Additionally, TF/IDF values for the user’s tweets were calculated in order to extract characteristic words of the user. These words are then displayed in Field 2. The size of each word when it is displayed was determined depending on the TF/IDF scores.

Next, texts in the profiles of those who the user follows and his/her followers were analyzed by means of morphological analysis, where the top 10 words were defined as the characteristics that were close to the user. In both of those who the user follows and his/her followers, those highly-frequent words were treated that they were of high importance. Here, those words that indicate the characteristics of those who the user follows and his/her followers are displayed in Field 3.

The emphasis on each word that would be displayed in the social profile diagram was determined depending on the word’s occurrence frequency. The stronger the interest was, the larger the word’s font size was made, so that the level of interest reflected on words could be understood at first sight. Words were used for creating profile diagrams because many sentences contained in tweets on Twitter might include ungrammatical sentences; therefore, we considered that the user’s characteristics would be accurately obtained on a word basis. Figure 4 shows a description of each field. Figure 5 shows a sample of profile diagram created.

Fig. 4.
figure 4

A template of the social profile diagram with the layered fields that show attributes

Fig. 5.
figure 5

An example of the social profile diagram using “Sasajima” data

5 Experiments and Results

We verified whether a group of words displayed in the social profile diagram would indicate information of users’ interest and information of their attributes or not. The subjects were 10 students who have their own Twitter accounts. Targeting the subjects, we conducted a questionnaire survey on their own social profile diagrams. The evaluation was done on a five-point scale. The outline of the questions is described below.
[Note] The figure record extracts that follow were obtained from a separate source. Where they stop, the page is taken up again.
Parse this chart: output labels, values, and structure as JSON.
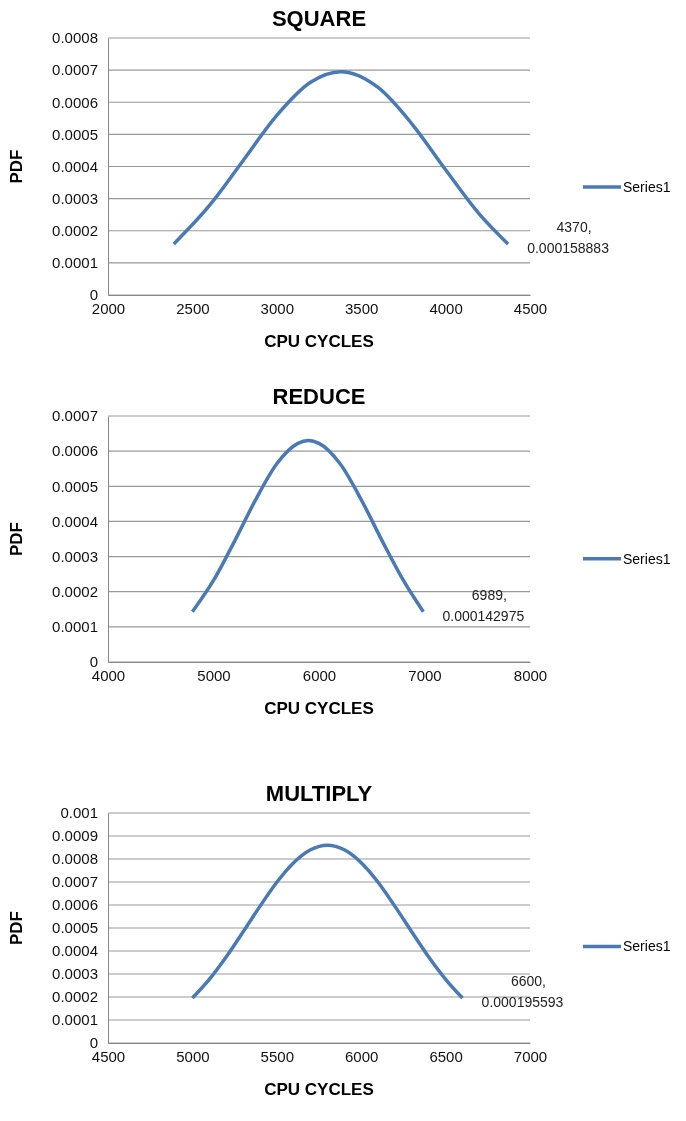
{
  "chart_data": [
    {
      "type": "line",
      "title": "SQUARE",
      "xlabel": "CPU CYCLES",
      "ylabel": "PDF",
      "xlim": [
        2000,
        4500
      ],
      "xticks": [
        2000,
        2500,
        3000,
        3500,
        4000,
        4500
      ],
      "ylim": [
        0,
        0.0008
      ],
      "yticks": [
        0,
        0.0001,
        0.0002,
        0.0003,
        0.0004,
        0.0005,
        0.0006,
        0.0007,
        0.0008
      ],
      "grid": "y",
      "legend": "right",
      "marker": "none",
      "series": [
        {
          "name": "Series1",
          "color": "#4a7ab5",
          "x": [
            2390,
            2600,
            2800,
            3000,
            3200,
            3380,
            3600,
            3800,
            4000,
            4200,
            4370
          ],
          "values": [
            0.000159,
            0.000278,
            0.000418,
            0.000559,
            0.000662,
            0.000695,
            0.000646,
            0.000533,
            0.00039,
            0.000252,
            0.000158883
          ]
        }
      ],
      "annotations": [
        {
          "text": "4370, 0.000158883",
          "x": 4370,
          "y": 0.000158883
        }
      ]
    },
    {
      "type": "line",
      "title": "REDUCE",
      "xlabel": "CPU CYCLES",
      "ylabel": "PDF",
      "xlim": [
        4000,
        8000
      ],
      "xticks": [
        4000,
        5000,
        6000,
        7000,
        8000
      ],
      "ylim": [
        0,
        0.0007
      ],
      "yticks": [
        0,
        0.0001,
        0.0002,
        0.0003,
        0.0004,
        0.0005,
        0.0006,
        0.0007
      ],
      "grid": "y",
      "legend": "right",
      "marker": "none",
      "series": [
        {
          "name": "Series1",
          "color": "#4a7ab5",
          "x": [
            4800,
            5000,
            5200,
            5400,
            5600,
            5800,
            5900,
            6000,
            6200,
            6400,
            6600,
            6800,
            6989
          ],
          "values": [
            0.000143,
            0.000232,
            0.000344,
            0.000462,
            0.000564,
            0.000622,
            0.00063,
            0.000622,
            0.000564,
            0.000462,
            0.000344,
            0.000232,
            0.000142975
          ]
        }
      ],
      "annotations": [
        {
          "text": "6989, 0.000142975",
          "x": 6989,
          "y": 0.000142975
        }
      ]
    },
    {
      "type": "line",
      "title": "MULTIPLY",
      "xlabel": "CPU CYCLES",
      "ylabel": "PDF",
      "xlim": [
        4500,
        7000
      ],
      "xticks": [
        4500,
        5000,
        5500,
        6000,
        6500,
        7000
      ],
      "ylim": [
        0,
        0.001
      ],
      "yticks": [
        0,
        0.0001,
        0.0002,
        0.0003,
        0.0004,
        0.0005,
        0.0006,
        0.0007,
        0.0008,
        0.0009,
        0.001
      ],
      "grid": "y",
      "legend": "right",
      "marker": "none",
      "series": [
        {
          "name": "Series1",
          "color": "#4a7ab5",
          "x": [
            5000,
            5100,
            5200,
            5300,
            5400,
            5500,
            5600,
            5700,
            5800,
            5900,
            6000,
            6100,
            6200,
            6300,
            6400,
            6500,
            6600
          ],
          "values": [
            0.000196,
            0.000277,
            0.000374,
            0.000483,
            0.000594,
            0.000699,
            0.000784,
            0.00084,
            0.00086,
            0.00084,
            0.000784,
            0.000699,
            0.000594,
            0.000483,
            0.000374,
            0.000277,
            0.000195593
          ]
        }
      ],
      "annotations": [
        {
          "text": "6600, 0.000195593",
          "x": 6600,
          "y": 0.000195593
        }
      ]
    }
  ]
}
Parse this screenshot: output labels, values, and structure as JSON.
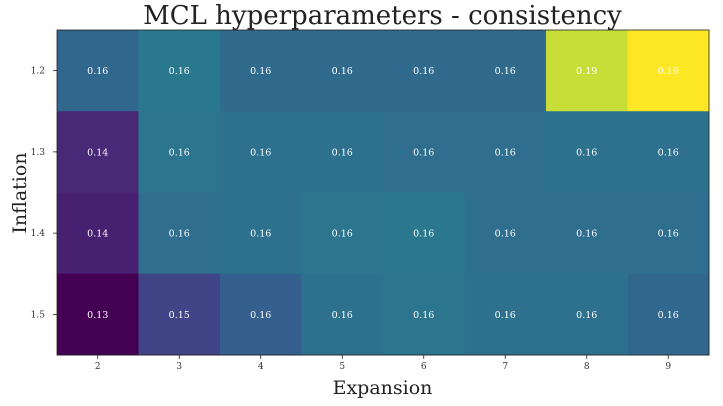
{
  "chart_data": {
    "type": "heatmap",
    "title": "MCL hyperparameters - consistency",
    "xlabel": "Expansion",
    "ylabel": "Inflation",
    "x": [
      "2",
      "3",
      "4",
      "5",
      "6",
      "7",
      "8",
      "9"
    ],
    "y": [
      "1.2",
      "1.3",
      "1.4",
      "1.5"
    ],
    "values": [
      [
        0.158,
        0.163,
        0.159,
        0.159,
        0.159,
        0.159,
        0.19,
        0.193
      ],
      [
        0.142,
        0.162,
        0.161,
        0.161,
        0.16,
        0.16,
        0.161,
        0.161
      ],
      [
        0.14,
        0.16,
        0.161,
        0.162,
        0.163,
        0.16,
        0.16,
        0.16
      ],
      [
        0.133,
        0.148,
        0.156,
        0.161,
        0.162,
        0.161,
        0.161,
        0.158
      ]
    ],
    "labels": [
      [
        "0.16",
        "0.16",
        "0.16",
        "0.16",
        "0.16",
        "0.16",
        "0.19",
        "0.19"
      ],
      [
        "0.14",
        "0.16",
        "0.16",
        "0.16",
        "0.16",
        "0.16",
        "0.16",
        "0.16"
      ],
      [
        "0.14",
        "0.16",
        "0.16",
        "0.16",
        "0.16",
        "0.16",
        "0.16",
        "0.16"
      ],
      [
        "0.13",
        "0.15",
        "0.16",
        "0.16",
        "0.16",
        "0.16",
        "0.16",
        "0.16"
      ]
    ],
    "colormap": "viridis",
    "vmin": 0.133,
    "vmax": 0.193,
    "annotation_color": "#ffffff",
    "grid": false,
    "legend": "none"
  }
}
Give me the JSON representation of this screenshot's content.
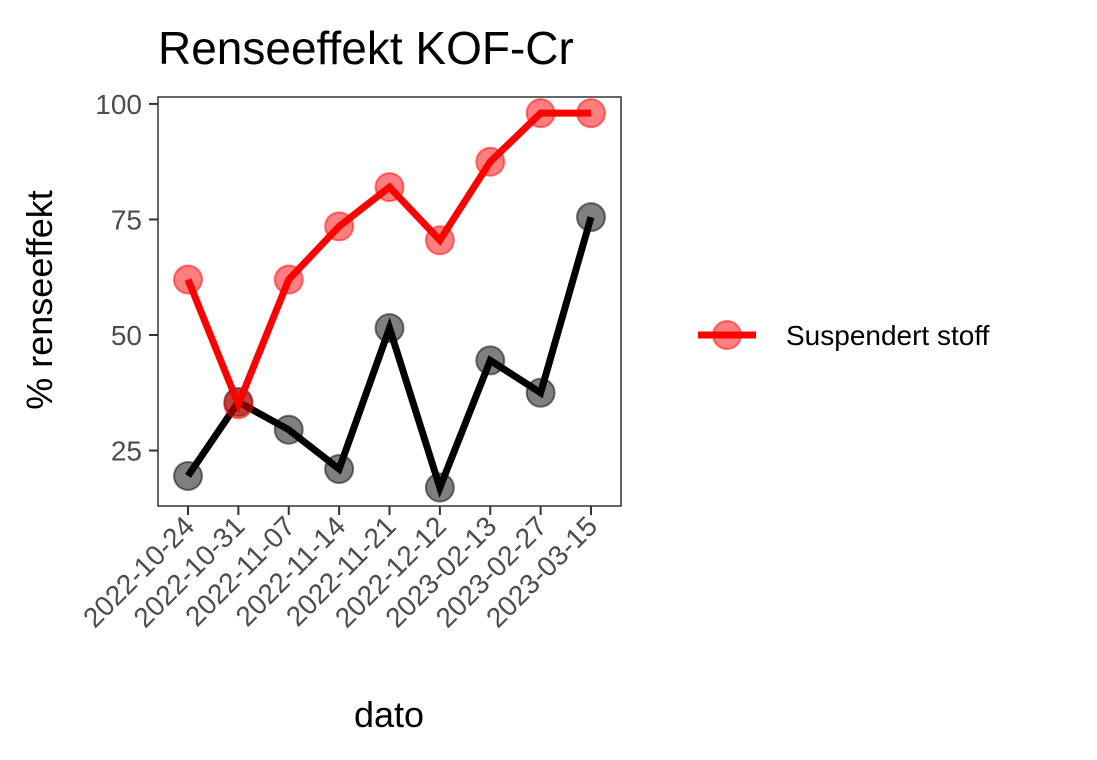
{
  "chart_data": {
    "type": "line",
    "title": "Renseeffekt KOF-Cr",
    "xlabel": "dato",
    "ylabel": "% renseeffekt",
    "categories": [
      "2022-10-24",
      "2022-10-31",
      "2022-11-07",
      "2022-11-14",
      "2022-11-21",
      "2022-12-12",
      "2023-02-13",
      "2023-02-27",
      "2023-03-15"
    ],
    "ylim": [
      13,
      101.5
    ],
    "yticks": [
      25,
      50,
      75,
      100
    ],
    "grid": false,
    "legend": {
      "position": "right",
      "entries": [
        "Suspendert stoff"
      ]
    },
    "series": [
      {
        "name": "Suspendert stoff",
        "color": "#ff0000",
        "values": [
          62,
          35,
          62,
          73.5,
          82,
          70.5,
          87.5,
          98,
          98
        ]
      },
      {
        "color": "#000000",
        "values": [
          19.5,
          35.5,
          29.5,
          21,
          51.5,
          17,
          44.5,
          37.5,
          75.5
        ]
      }
    ]
  }
}
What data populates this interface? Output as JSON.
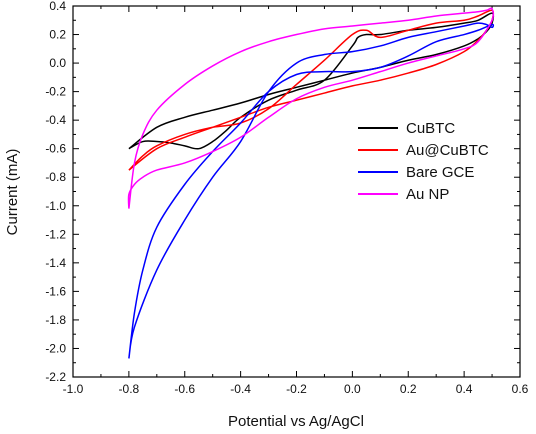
{
  "chart_data": {
    "type": "line",
    "title": "",
    "xlabel": "Potential vs Ag/AgCl",
    "ylabel": "Current (mA)",
    "xlim": [
      -1.0,
      0.6
    ],
    "ylim": [
      -2.2,
      0.4
    ],
    "xticks": [
      -1.0,
      -0.8,
      -0.6,
      -0.4,
      -0.2,
      0.0,
      0.2,
      0.4,
      0.6
    ],
    "xtick_labels": [
      "-1.0",
      "-0.8",
      "-0.6",
      "-0.4",
      "-0.2",
      "0.0",
      "0.2",
      "0.4",
      "0.6"
    ],
    "yticks": [
      0.4,
      0.2,
      0.0,
      -0.2,
      -0.4,
      -0.6,
      -0.8,
      -1.0,
      -1.2,
      -1.4,
      -1.6,
      -1.8,
      -2.0,
      -2.2
    ],
    "ytick_labels": [
      "0.4",
      "0.2",
      "0.0",
      "-0.2",
      "-0.4",
      "-0.6",
      "-0.8",
      "-1.0",
      "-1.2",
      "-1.4",
      "-1.6",
      "-1.8",
      "-2.0",
      "-2.2"
    ],
    "grid": false,
    "legend_position": "right",
    "series": [
      {
        "name": "CuBTC",
        "color": "#000000",
        "x": [
          -0.8,
          -0.75,
          -0.7,
          -0.65,
          -0.6,
          -0.55,
          -0.5,
          -0.45,
          -0.4,
          -0.3,
          -0.2,
          -0.1,
          0.0,
          0.02,
          0.05,
          0.1,
          0.2,
          0.3,
          0.4,
          0.45,
          0.5,
          0.5,
          0.48,
          0.45,
          0.4,
          0.3,
          0.2,
          0.1,
          0.0,
          -0.1,
          -0.2,
          -0.3,
          -0.4,
          -0.5,
          -0.6,
          -0.7,
          -0.8
        ],
        "y": [
          -0.6,
          -0.55,
          -0.55,
          -0.56,
          -0.58,
          -0.6,
          -0.55,
          -0.47,
          -0.38,
          -0.26,
          -0.19,
          -0.12,
          0.12,
          0.18,
          0.2,
          0.2,
          0.23,
          0.25,
          0.28,
          0.3,
          0.35,
          0.28,
          0.22,
          0.17,
          0.12,
          0.06,
          0.02,
          -0.03,
          -0.07,
          -0.12,
          -0.17,
          -0.22,
          -0.28,
          -0.33,
          -0.38,
          -0.45,
          -0.6
        ]
      },
      {
        "name": "Au@CuBTC",
        "color": "#ff0000",
        "x": [
          -0.8,
          -0.75,
          -0.7,
          -0.6,
          -0.5,
          -0.4,
          -0.3,
          -0.2,
          -0.1,
          0.0,
          0.05,
          0.1,
          0.2,
          0.3,
          0.4,
          0.45,
          0.5,
          0.5,
          0.48,
          0.45,
          0.4,
          0.3,
          0.2,
          0.1,
          0.0,
          -0.1,
          -0.2,
          -0.3,
          -0.4,
          -0.5,
          -0.6,
          -0.7,
          -0.8
        ],
        "y": [
          -0.75,
          -0.65,
          -0.58,
          -0.5,
          -0.45,
          -0.42,
          -0.32,
          -0.15,
          0.02,
          0.2,
          0.23,
          0.18,
          0.23,
          0.28,
          0.3,
          0.33,
          0.37,
          0.3,
          0.23,
          0.16,
          0.08,
          -0.01,
          -0.07,
          -0.12,
          -0.16,
          -0.21,
          -0.26,
          -0.31,
          -0.38,
          -0.45,
          -0.52,
          -0.6,
          -0.75
        ]
      },
      {
        "name": "Bare GCE",
        "color": "#0000ff",
        "x": [
          -0.8,
          -0.78,
          -0.75,
          -0.7,
          -0.6,
          -0.5,
          -0.4,
          -0.3,
          -0.2,
          -0.1,
          0.0,
          0.1,
          0.2,
          0.3,
          0.4,
          0.45,
          0.5,
          0.5,
          0.48,
          0.45,
          0.4,
          0.3,
          0.2,
          0.1,
          0.0,
          -0.1,
          -0.2,
          -0.3,
          -0.4,
          -0.5,
          -0.6,
          -0.7,
          -0.78,
          -0.8
        ],
        "y": [
          -2.07,
          -1.75,
          -1.45,
          -1.15,
          -0.85,
          -0.62,
          -0.42,
          -0.2,
          -0.08,
          -0.06,
          -0.06,
          -0.03,
          0.05,
          0.15,
          0.2,
          0.23,
          0.27,
          0.25,
          0.27,
          0.28,
          0.26,
          0.22,
          0.18,
          0.12,
          0.08,
          0.06,
          0.0,
          -0.2,
          -0.55,
          -0.8,
          -1.1,
          -1.45,
          -1.85,
          -2.07
        ]
      },
      {
        "name": "Au NP",
        "color": "#ff00ff",
        "x": [
          -0.8,
          -0.8,
          -0.78,
          -0.75,
          -0.7,
          -0.6,
          -0.5,
          -0.4,
          -0.3,
          -0.2,
          -0.1,
          0.0,
          0.1,
          0.2,
          0.3,
          0.4,
          0.45,
          0.5,
          0.5,
          0.48,
          0.45,
          0.4,
          0.3,
          0.2,
          0.1,
          0.0,
          -0.1,
          -0.2,
          -0.3,
          -0.4,
          -0.5,
          -0.6,
          -0.7,
          -0.75,
          -0.78,
          -0.8
        ],
        "y": [
          -1.02,
          -0.92,
          -0.85,
          -0.8,
          -0.75,
          -0.7,
          -0.62,
          -0.52,
          -0.38,
          -0.25,
          -0.17,
          -0.12,
          -0.06,
          0.0,
          0.05,
          0.1,
          0.15,
          0.3,
          0.38,
          0.37,
          0.36,
          0.35,
          0.33,
          0.3,
          0.28,
          0.26,
          0.24,
          0.2,
          0.15,
          0.08,
          -0.02,
          -0.15,
          -0.33,
          -0.5,
          -0.7,
          -1.02
        ]
      }
    ]
  }
}
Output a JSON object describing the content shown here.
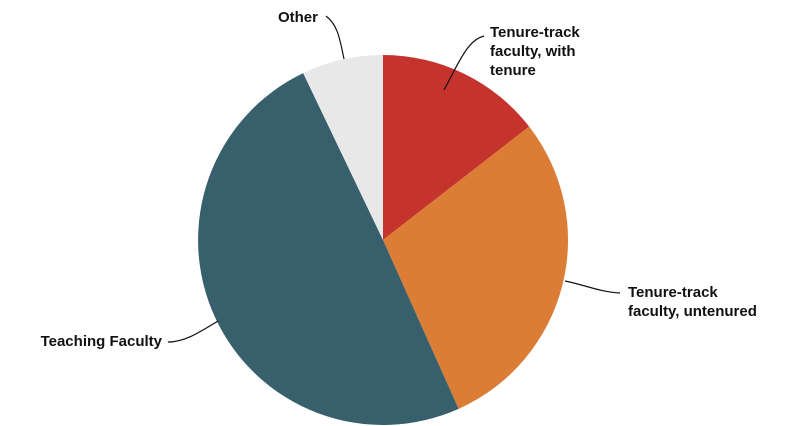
{
  "chart_data": {
    "type": "pie",
    "title": "",
    "legend": "none",
    "series": [
      {
        "values": [
          {
            "label": "Tenure-track faculty, with tenure",
            "value": 14.5,
            "color": "#c5342c"
          },
          {
            "label": "Tenure-track faculty, untenured",
            "value": 28.8,
            "color": "#dc7d35"
          },
          {
            "label": "Teaching Faculty",
            "value": 49.6,
            "color": "#375f6c"
          },
          {
            "label": "Other",
            "value": 7.1,
            "color": "#e8e8e8"
          }
        ]
      }
    ],
    "labels": [
      [
        "Tenure-track",
        "faculty, with",
        "tenure"
      ],
      [
        "Tenure-track",
        "faculty, untenured"
      ],
      [
        "Teaching Faculty"
      ],
      [
        "Other"
      ]
    ]
  }
}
  • Does your social profile diagram indicate information of your interest and attributes properly?

  • Can your social profile diagram serve as an effective information visualization when talking with others?

  • Did you feel that this social profile diagram was easy to understand with its interface and the number and size of words?

The group of words that the subjects evaluated most highly was the one in Field 2. In order of Field 2, Field 1, and Field 3, the groups of words got high points. The words in Field 2 were more highly evaluated than the words in Field 1 which were derived from the profile of the user. This was because information displayed on Field 1 could contain significant bias because the user can edit the profile itself and the users vary between those who edits their profile information precisely and those who do not. On the other hand, Field 2 scored high on average without varying much. This is because the words in this field less varied because the characteristic words were extracted from many tweets related to the user and were smoothed in a sense. It was confirmed that those users who gave low points to Field 1 tended to give high points to Field 3. We can say that either of Field 1, Field 2, or Field 3 actually contains information of the user’s interests and tastes properly. Additionally, the subjects tended to answer that this information would be effective for conducting IC when meeting with their conversation partners for the first time. This actually confirmed the effectiveness of this information.

6 Conclusion and Future Issues

Targeting university students, in this study, we proposed a communication support method with the aim to activate communication in the real world. Specifically, we created the social profile diagram that visualizes profile information of the user, those who the user follows, and his/her followers. In the future, we are going to implement a system including this proposed method and verify the effectiveness of this method. We are also going to classify those tweets related to interests and tastes collected as information of users’ interest into topics so as to utilize such information for proposing topics when communication is developed.